[Info-vax] Health monitoring disk members of HW RAID controllers?
Keith Parris
keithparris_deletethis at yahoo.com
Wed Aug 10 17:27:47 EDT 2011
On 7/20/2011 10:56 AM, Rod wrote:
> I have been previously using OpenVMS Volume Shadowing (software RAID
> mirroring) with OpenVMS Alpha and OpenVMS/I64. It was possible to see
> when spindle members of the shadow set were degrading and proactively
> replace disks before it became an emergency repair. (SHO ERR, DECevent
> utility for ERRLOG.SYS content).
>
> I'm now moving towards deploying hardware RAID solutions for the
> enhanced performance they deliver on OpenVMS/Alpha and OpenVMS/I64
> systems.
Another option might be to use the host-based HP RAID Software for
OpenVMS to provide the performance boost you are looking for. This
allows RAID 0 arrays (stripesets) to be formed from disks and RAID 0+1
arrays (stripesets of shadowsets) to be formed from shadowsets, with all
the control and visibility at the host level that you've come to
appreciate with HBVS.
As another note on comparative performance, with hardware RAID your
performance is limited to the performance of a single controller,
whereas with HBVS and HBR you can shadow and stripe across multiple
controllers for higher performance than any single controller can
provide. I also consider such an individual controller to be a potential
single point of failure. And because the two controllers in a
dual-redundant pair are intimately connected and have to coordinate with
each other, for the highest availability configurations I consider even
such a dual-redundant controller to be a potential single point of
failure. With HBVS you can shadow across controllers [or pairs] to avoid
any such potential single points of failure.

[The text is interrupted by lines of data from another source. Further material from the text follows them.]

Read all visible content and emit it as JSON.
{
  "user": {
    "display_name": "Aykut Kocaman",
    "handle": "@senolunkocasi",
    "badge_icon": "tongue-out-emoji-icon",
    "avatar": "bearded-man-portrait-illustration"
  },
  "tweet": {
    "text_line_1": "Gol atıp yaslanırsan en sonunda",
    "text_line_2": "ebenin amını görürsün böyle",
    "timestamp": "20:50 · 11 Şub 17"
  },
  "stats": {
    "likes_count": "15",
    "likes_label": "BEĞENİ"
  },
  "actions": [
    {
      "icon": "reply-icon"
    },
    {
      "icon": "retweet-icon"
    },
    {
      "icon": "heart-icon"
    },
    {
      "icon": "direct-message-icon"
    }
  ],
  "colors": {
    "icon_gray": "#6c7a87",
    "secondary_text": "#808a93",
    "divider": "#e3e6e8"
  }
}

Also evaluate how the controllers implement the level of RAID you
choose. For example, for simplicity of implementation, many backplane HW
RAID controllers implement mirroring (RAID 1) so as to designate one
disk as the master for the mirrorset, and all reads come from the master
member (unless and until it fails). With HBVS you can send reads
simultaneously to each of the members in parallel for greater
throughput. HBVS also knows (or can be told) about multi-site
configurations, and it will send a read to the closest (lowest-latency)
member for a given node.
> OpenVMS on IA64 and (some) Alphas supports hardware RAID controllers
> which package and offer RAID arrays as a single homogeneous logical
> volumes thru the OS.
>
> As near as I can tell, this hardware RAID logical volume packaging
> means there is no way to monitor the state of heath of the drive
> spindle members that comprise the RAID array using simple means like
> SHO ERR.
Individual HW RAID controller products tend to supply internal error
logs and counters and such that track errors down at the controller
level and are often visible using tools at that level.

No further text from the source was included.